Monday, November 27, 2023

Opinion: When a community newspaper closes, it's no longer a community, it's just another town

The alarming rate of U.S. newspaper closings or the fact that many remaining news organizations are struggling might be due to digital competition, corporate buyouts, inflation and staffing shortages. But beyond the sobering stats, there's a deeper price to losing a local paper. Scott McIntosh of the Idaho Statesman asks, "So what does the community lose when it loses its newspaper?"

The Steele and Caribou County Sun staff were recognized for
their work. (Photo by Mark Steele via the Idaho Statesman)
Mark and Wendy Steele, who owned the Caribou County Sun in Soda Springs, Idaho, pop. 3, 200, provided McIntosh with the story of their paper's life and closure on Oct. 26. McIntosh writes, "Mark and Wendy Steele were a young couple in their 20s when they bought the paper in their hometown 48 years ago. . . . Steele, 74, told me revenues dropped 40% from 2019 to 2022, mostly from advertising, a combination of businesses closing during the Covid pandemic or cutting back on their advertising. Add in inflation, retiring staff, and no buyers for the paper, and the time had come to close up shop."
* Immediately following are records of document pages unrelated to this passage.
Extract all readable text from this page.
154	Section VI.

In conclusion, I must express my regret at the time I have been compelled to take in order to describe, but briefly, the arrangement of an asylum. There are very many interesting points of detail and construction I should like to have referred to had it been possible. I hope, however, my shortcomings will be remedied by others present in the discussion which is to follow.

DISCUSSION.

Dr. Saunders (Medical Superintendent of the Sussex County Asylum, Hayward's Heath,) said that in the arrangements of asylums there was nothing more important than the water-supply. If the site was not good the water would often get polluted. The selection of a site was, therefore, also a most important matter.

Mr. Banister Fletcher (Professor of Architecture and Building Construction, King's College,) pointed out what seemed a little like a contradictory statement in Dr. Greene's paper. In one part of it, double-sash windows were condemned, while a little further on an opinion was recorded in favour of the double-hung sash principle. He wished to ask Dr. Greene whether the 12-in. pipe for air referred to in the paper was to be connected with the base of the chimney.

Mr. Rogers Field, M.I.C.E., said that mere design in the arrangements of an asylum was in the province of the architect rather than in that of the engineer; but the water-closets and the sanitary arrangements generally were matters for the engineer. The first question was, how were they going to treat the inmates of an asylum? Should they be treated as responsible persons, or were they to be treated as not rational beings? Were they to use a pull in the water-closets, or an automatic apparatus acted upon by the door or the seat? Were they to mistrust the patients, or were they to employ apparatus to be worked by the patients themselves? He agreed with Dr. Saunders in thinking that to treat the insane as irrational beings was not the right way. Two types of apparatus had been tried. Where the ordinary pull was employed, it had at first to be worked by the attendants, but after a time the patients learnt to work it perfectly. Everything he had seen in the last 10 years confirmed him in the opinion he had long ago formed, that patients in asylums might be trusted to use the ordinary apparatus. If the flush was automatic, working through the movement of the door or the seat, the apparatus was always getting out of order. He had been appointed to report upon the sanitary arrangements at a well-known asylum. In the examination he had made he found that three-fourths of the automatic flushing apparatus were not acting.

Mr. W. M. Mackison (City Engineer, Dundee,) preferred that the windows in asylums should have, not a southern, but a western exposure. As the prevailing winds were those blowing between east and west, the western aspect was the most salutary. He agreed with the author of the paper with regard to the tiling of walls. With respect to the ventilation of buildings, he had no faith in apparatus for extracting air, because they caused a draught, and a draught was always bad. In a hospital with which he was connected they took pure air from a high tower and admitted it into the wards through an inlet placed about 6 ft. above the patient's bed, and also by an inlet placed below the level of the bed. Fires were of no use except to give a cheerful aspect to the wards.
Commenting on what the paper's closing means for Soda Springs, Steele told McIntosh: "I think you become a town and not a community anymore. I think that the print newspaper in a small town was this historical record. It was a place to go to find out the events of what was going on. And with that gone and not replaced, I think the community is not near as close, and then you become just another town. . . . I think a good newspaper is a community talking to itself, whether it’s letters to the editor, or the guy next door to you doesn’t like your editorial and comes over and tells you so."

While local newspapers often fill the role of community organizers and information hubs, their role as watchdogs might be the most sorely missed. "A 2018 study from the University of Illinois and the University of Notre Dame found that municipal borrowing costs increased by as much as a tenth of a percent after a newspaper shuttered, translating to millions of dollars in additional costs between 1996 and 2015," McIntosh reports. "Other research has shown that communities that lose their newspaper have lower voter turnout, a greater spread of misinformation and lower trust in democratic institutions, according to the Local News Initiative at Northwestern’s Medill School."

Is there a solution? The Local News Initiative "points to the rise in digital-only outlets providing local news, and there are success stories out there," McIntosh adds. "Steele and I reminisced about the culture and work ethic of putting out a weekly newspaper, having our kids in the next room while we worked on that week’s edition." Steele told McIntosh, "I’ve been a man of ink-on-paper all my life, and I don’t know what the hell you do now. . . . It’s very, very sad. . . . My hope is that if I’m out of the way, maybe something will come in and fill that void."